Na época, o trabalho de Tompkins era distribuir pacotes de briefing para companhias e think tanks norte americanos com experiência nas áreas usadas pelos nazistas para desenvolverem suas tecnologias inovadoras. Tompkins disse que o Instituto de Tecnologia de Massachusetts (MIT) foi um dos centros de pesquisa acadêmica que ele entregou pacotes de relatórios feitos por ele. Portanto, é possível que os cientistas do MIT tenham conhecimento dos estudos nazistas de regressão de idade desde 1942!
Significativa e sincronicamente, a descoberta de Sinclair em estudos de regressão de idade foi alcançada enquanto ele fazia um pós -doutorado no MIT sob supervisão do Dr. Leonard Guarente no MIT. Isso foi meramente uma “coincidência”, ou foi Sinclair foi ajudado e/ou encorajado enquanto desenvolvia seus insights no MIT sobre a potencial de manipulação genética da reversão de idade ?

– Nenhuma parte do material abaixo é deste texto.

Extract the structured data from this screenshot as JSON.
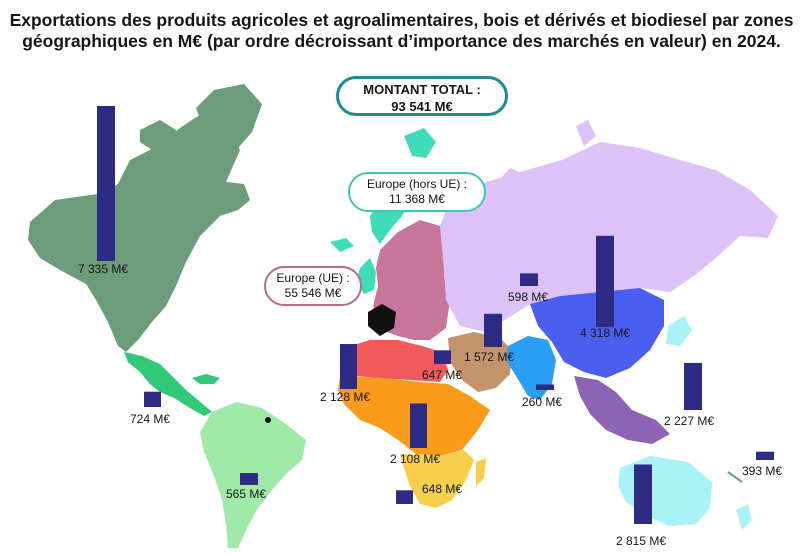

Recentemente, Tompkins revelou-me, em particular, que foram desenvolvidas drogas classificadas como secretas de “regressão por idade”. Ele diz que essas drogas têm sido usadas por algum tempo nas regressões de “em torno de 20” anos do tempo de serviço em programas espaciais secretos. Isto é consistente com o processo de regressão de idade sofrido pelos insiders e informantes do Secret Space program descrito por Goode, Cramer e Relfe, que envolveu a medicação administrada a eles durante um período de duas semanas em que estavam fisicamente imobilizados.
Ainda mais recentemente, Tompkins diz que as drogas foram refinadas para que possam ser usadas para períodos de regressão de idade mais extensa. Por exemplo, reverter um ser humano com 90 anos de idade de volta para quando ele / ela tinha o corpo físico de um jovem de 27 anos agora é possível. Tompkins diz que há um processo secreto de divulgação sancionado da Marinha dos EUA em andamento para liberar essas tecnologias de regressão de idade para o setor público. É, portanto, possível que a pesquisa de Sinclair possa ter sido estimulada por esta iniciativa secreta da Marinha durante seu tempo de trabalho no MIT (Massachusetts Institute of Technology).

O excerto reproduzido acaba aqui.